A political approach ... to achieve what, exactly? And what counts as an "establishment" or an "elite?" For what reasons -- good or bad -- would "ordinary people" feel that their concerns are ignored? Do they have a point, and would 'populism' actually help them? Why or why not?

Believe it or not, it only occurred to me this morning to see what, if anything, Ayn Rand might have said about populism.

I was not disappointed:
It is no accident that the state that elected Huey Long during the Depression is Trump Country today. (Image by U. S. Senate Historical Office, via Wikimedia Commons, public domain.)
The commentators regard [George McGovern and George Wallace] as opposites -- as the extremes of left and right -- and are shocked by the extent of Mr. Wallace's popularity. Mr. McGovern is the consistent representative of the New Left. But can one call Mr. Wallace a representative of the right? Yes -- symbolically and journalistically. No -- in fact, if by "right" one means capitalism. Mr. Wallace is a "conservative," which means a statist; and a "populist," which means an old-fashioned, anti-intellectual, non-ideological collectivist. He can match any liberal in attacks on the rich and in appeals to the "little fellows." He is behind the times: he sounds like a New Dealer of the 1930s. But he has the courage to attack some of the modern outrages which the Establishment protects by uncritical silence: welfare, busing, foreign aid, the U.N., the appeasement of Soviet Russia.
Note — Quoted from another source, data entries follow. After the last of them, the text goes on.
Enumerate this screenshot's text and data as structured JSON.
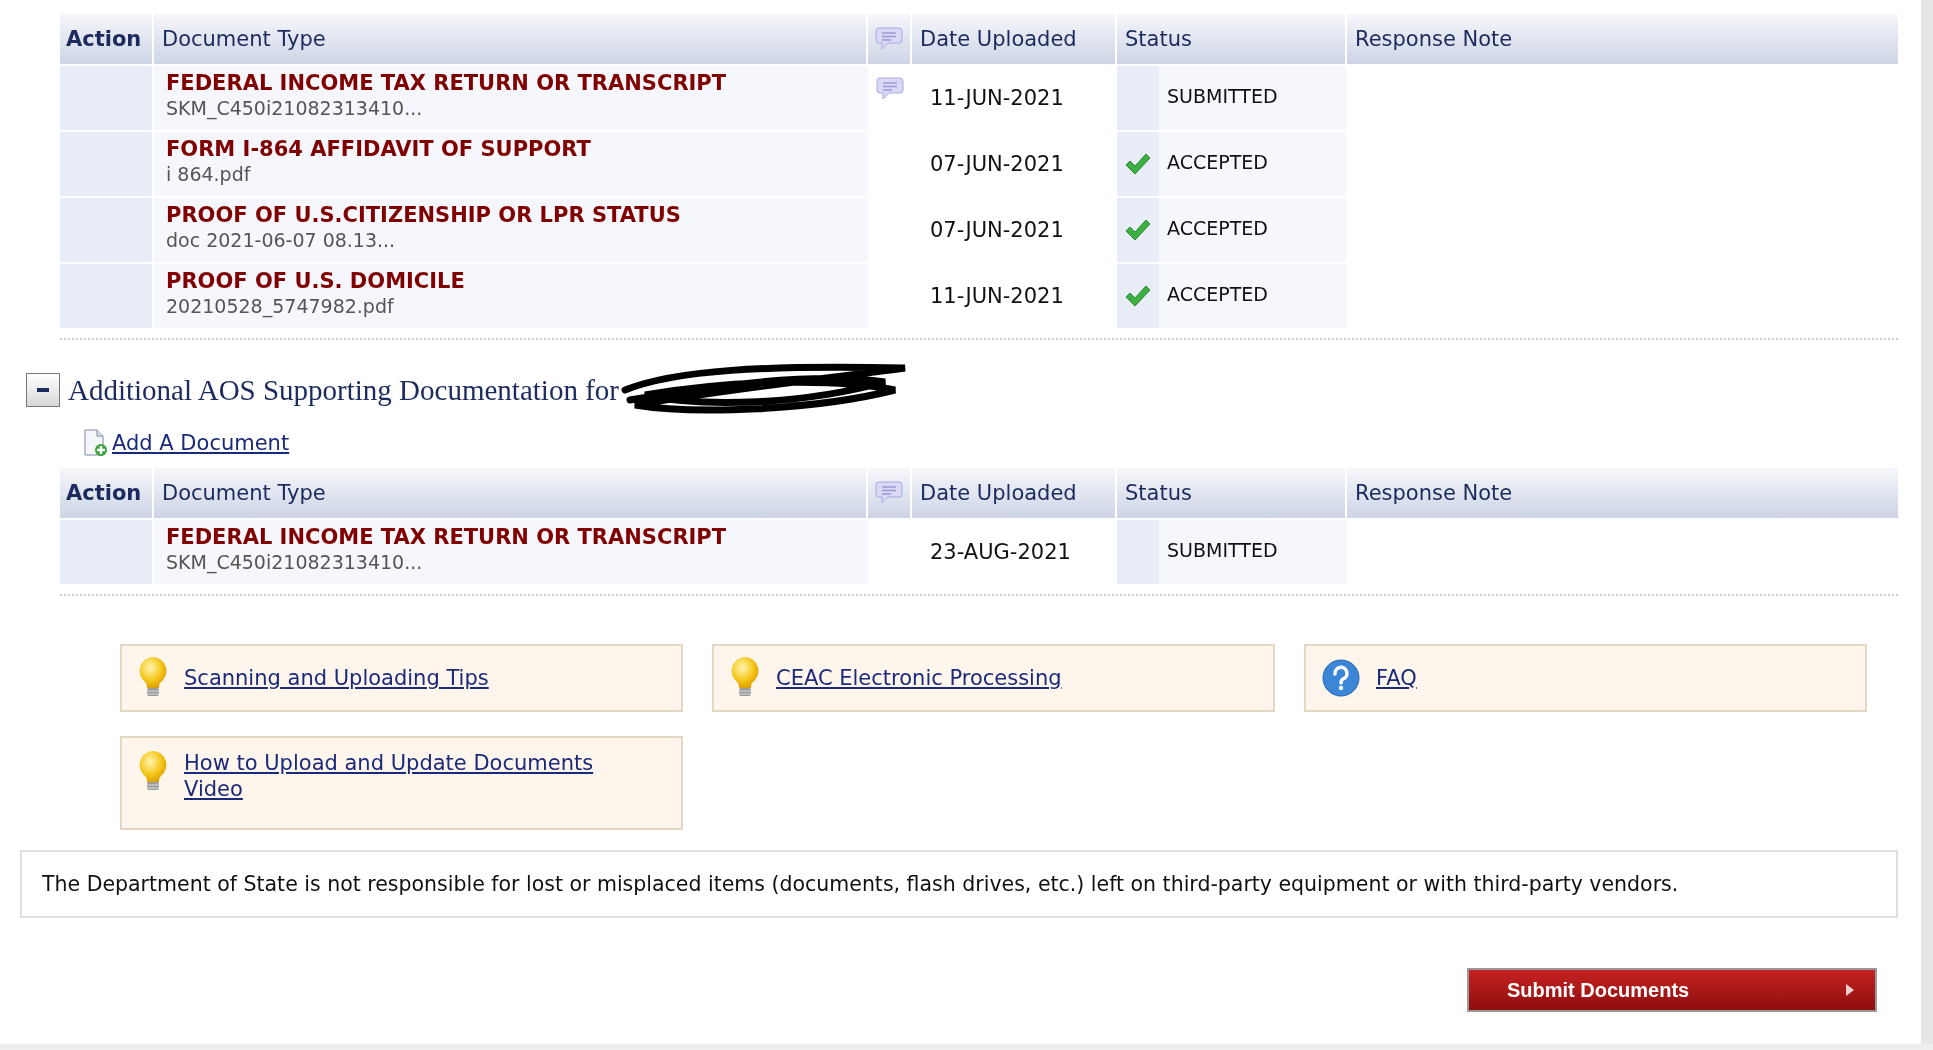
{
  "table_1": {
    "columns": [
      "Action",
      "Document Type",
      "Date Uploaded",
      "Status",
      "Response Note"
    ],
    "rows": [
      {
        "document_type": "FEDERAL INCOME TAX RETURN OR TRANSCRIPT",
        "file": "SKM_C450i21082313410...",
        "comment": true,
        "date_uploaded": "11-JUN-2021",
        "status": "SUBMITTED",
        "accepted": false
      },
      {
        "document_type": "FORM I-864 AFFIDAVIT OF SUPPORT",
        "file": "i 864.pdf",
        "comment": false,
        "date_uploaded": "07-JUN-2021",
        "status": "ACCEPTED",
        "accepted": true
      },
      {
        "document_type": "PROOF OF U.S.CITIZENSHIP OR LPR STATUS",
        "file": "doc 2021-06-07 08.13...",
        "comment": false,
        "date_uploaded": "07-JUN-2021",
        "status": "ACCEPTED",
        "accepted": true
      },
      {
        "document_type": "PROOF OF U.S. DOMICILE",
        "file": "20210528_5747982.pdf",
        "comment": false,
        "date_uploaded": "11-JUN-2021",
        "status": "ACCEPTED",
        "accepted": true
      }
    ]
  },
  "section": {
    "title": "Additional AOS Supporting Documentation for",
    "expanded": true,
    "add_link": "Add A Document"
  },
  "table_2": {
    "columns": [
      "Action",
      "Document Type",
      "Date Uploaded",
      "Status",
      "Response Note"
    ],
    "rows": [
      {
        "document_type": "FEDERAL INCOME TAX RETURN OR TRANSCRIPT",
        "file": "SKM_C450i21082313410...",
        "comment": false,
        "date_uploaded": "23-AUG-2021",
        "status": "SUBMITTED",
        "accepted": false
      }
    ]
  },
  "help_links": [
    {
      "label": "Scanning and Uploading Tips",
      "kind": "tip"
    },
    {
      "label": "CEAC Electronic Processing",
      "kind": "tip"
    },
    {
      "label": "FAQ",
      "kind": "faq"
    },
    {
      "label": "How to Upload and Update Documents Video",
      "kind": "tip"
    }
  ],
  "disclaimer": "The Department of State is not responsible for lost or misplaced items (documents, flash drives, etc.) left on third-party equipment or with third-party vendors.",
  "submit_button": "Submit Documents"
}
People are relieved to hear these attacks, which are long overdue. ("The Dead End," in The Ayn Rand Letter, vol. 1, no. 20, July 3, 1972)
Freshen up the above by swapping out Bernie Sanders for George McGovern and Donald Trump for George Wallace (as I did some time back in a different context).

Oh, and keep reading past the bold for what could be a preemptive review/account for the popularity of "Rich Men North of Richmond."

In terms of a coherent belief system, there is no "there" there in populism, at least beyond what is already "out there" in the culture (and is likely at the root of the frustrations felt by those permitting themselves to fall under the spell of a populist). There is just a willingness on the part of a populist to channel anger and frustration -- without challenging any basic premises -- in the quest for political power.

The people so upset at the "establishment" (as they put it in the sixties) or the "elites" (as they put in now) that they would blindly revolt this way will pay for such blindness if they ever get their way. Their payment will be to get what they want "good and hard" -- when they learn that the primary goal of their supposed champion is political power and its trappings.